Ganz im Gegenteil. Ich würde sogar sagen, um im Bild zu bleiben, der Cappuccino ist heute eher ein Espresso. Die Rückmeldungen der KfW erfolgen heute automatisiert innerhalb weniger Augenblicke. Und wir haben, als Besonderheit der Corona-Hilfsprogramme, ein Sonderprogramm, in dem bei einem Kreditvolumen bis drei Millionen Euro auf eine eigene Risikoprüfung verzichtet wird, um die Anträge möglichst schnell abarbeiten zu können. 99 Prozent aller Anträge haben wir automatisiert zugesagt, sodass ich sagen würde: eher Espresso als Cappuccino.

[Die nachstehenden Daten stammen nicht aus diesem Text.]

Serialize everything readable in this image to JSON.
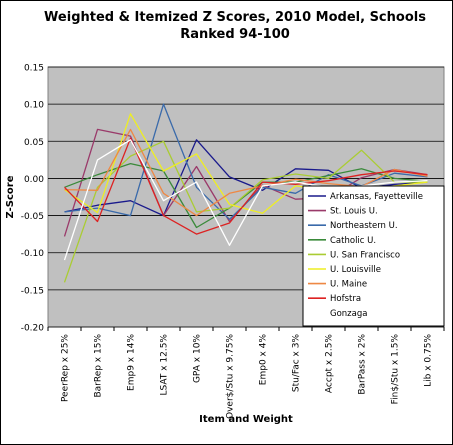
{
  "chart_data": {
    "type": "line",
    "title_lines": [
      "Weighted & Itemized Z Scores, 2010 Model, Schools",
      "Ranked 94-100"
    ],
    "xlabel": "Item and Weight",
    "ylabel": "Z-Score",
    "ylim": [
      -0.2,
      0.15
    ],
    "yticks": [
      0.15,
      0.1,
      0.05,
      0.0,
      -0.05,
      -0.1,
      -0.15,
      -0.2
    ],
    "ytick_labels": [
      "0.15",
      "0.10",
      "0.05",
      "0.00",
      "-0.05",
      "-0.10",
      "-0.15",
      "-0.20"
    ],
    "grid": true,
    "legend_position": "lower-right-inside",
    "categories": [
      "PeerRep x 25%",
      "BarRep x 15%",
      "Emp9 x 14%",
      "LSAT x 12.5%",
      "GPA x 10%",
      "Over$/Stu x 9.75%",
      "Emp0 x 4%",
      "Stu/Fac x 3%",
      "Accpt x 2.5%",
      "BarPass x 2%",
      "Fin$/Stu x 1.5%",
      "Lib x 0.75%"
    ],
    "series": [
      {
        "name": "Arkansas, Fayetteville",
        "color": "#1a1a8c",
        "values": [
          -0.045,
          -0.036,
          -0.03,
          -0.05,
          0.052,
          0.002,
          -0.016,
          0.013,
          0.011,
          -0.013,
          -0.008,
          -0.005
        ]
      },
      {
        "name": "St. Louis U.",
        "color": "#9a3a6a",
        "values": [
          -0.078,
          0.066,
          0.057,
          -0.05,
          0.016,
          -0.058,
          -0.009,
          -0.028,
          -0.026,
          0.001,
          0.012,
          0.005
        ]
      },
      {
        "name": "Northeastern U.",
        "color": "#3a6aaa",
        "values": [
          -0.045,
          -0.04,
          -0.05,
          0.1,
          -0.012,
          -0.055,
          -0.012,
          -0.02,
          0.005,
          -0.01,
          0.007,
          0.002
        ]
      },
      {
        "name": "Catholic U.",
        "color": "#3a8a3a",
        "values": [
          -0.012,
          0.005,
          0.02,
          0.01,
          -0.066,
          -0.04,
          -0.005,
          -0.005,
          0.004,
          0.013,
          0.0,
          -0.004
        ]
      },
      {
        "name": "U. San Francisco",
        "color": "#aacc33",
        "values": [
          -0.14,
          -0.012,
          0.03,
          0.05,
          -0.045,
          -0.04,
          -0.002,
          0.006,
          0.0,
          0.038,
          -0.005,
          -0.005
        ]
      },
      {
        "name": "U. Louisville",
        "color": "#eeee22",
        "values": [
          -0.015,
          -0.046,
          0.087,
          0.01,
          0.033,
          -0.035,
          -0.047,
          -0.01,
          -0.015,
          -0.015,
          -0.01,
          -0.005
        ]
      },
      {
        "name": "U. Maine",
        "color": "#ee8844",
        "values": [
          -0.015,
          -0.016,
          0.066,
          -0.02,
          -0.05,
          -0.02,
          -0.01,
          -0.001,
          -0.007,
          -0.011,
          0.012,
          0.003
        ]
      },
      {
        "name": "Hofstra",
        "color": "#dd2222",
        "values": [
          -0.012,
          -0.058,
          0.054,
          -0.05,
          -0.075,
          -0.06,
          -0.005,
          -0.008,
          -0.003,
          0.005,
          0.01,
          0.005
        ]
      },
      {
        "name": "Gonzaga",
        "color": "#ffffff",
        "values": [
          -0.11,
          0.025,
          0.052,
          -0.03,
          -0.005,
          -0.09,
          -0.01,
          -0.005,
          -0.012,
          -0.01,
          -0.005,
          -0.003
        ]
      }
    ]
  }
}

Wie sieht, nachdem eine große Zahl an Anträgen zu Corona-Hilfen abgearbeitet ist, Ihr persönliches Zwischenfazit aus?
Das Programm läuft. Das bedeutet, auch Varianten des Programms, zum Beispiel für gemeinnützige Unternehmen, sind aufgesetzt. Sinnvollerweise liegt nicht alles in der Zuständigkeit der KfW, sondern wird teilweise über die Länder und die mittelständischen Beteiligungsgesellschaften umgesetzt. Das ist aus meiner Sicht eine sinnvolle Aufgabenteilung. Insofern bin ich zufrieden.

Und wie sieht es in Zukunft aus?
Wenn wir den Blick nach vorne richten, bleibt uns allen die Hoffnung, dass es nach Überwindung der Krise gelingt, mit nachhaltigen Investitionen auf den Wachstumspfad zurückzukehren, auf dem wir vor der Krise waren.

Wie sind Sie persönlich im Job von Corona betroffen gewesen?
Mich hat das genauso getroffen wie die meisten anderen auch: Man macht sich vor allem Sorgen um die Gesundheit von Familie und Freunden. Es ist gut, dass sich alles, zumindest zwischenzeitlich, ein wenig beruhigt hat. Wir konnten Mitarbeiter auch mal in Urlaub schicken. Die Arbeitsbelastung der ersten Monate war schon immens. Etwas Normalität würde uns guttun. Wir drücken alle die Daumen, dass uns eine zweite große Welle erspart bleibt.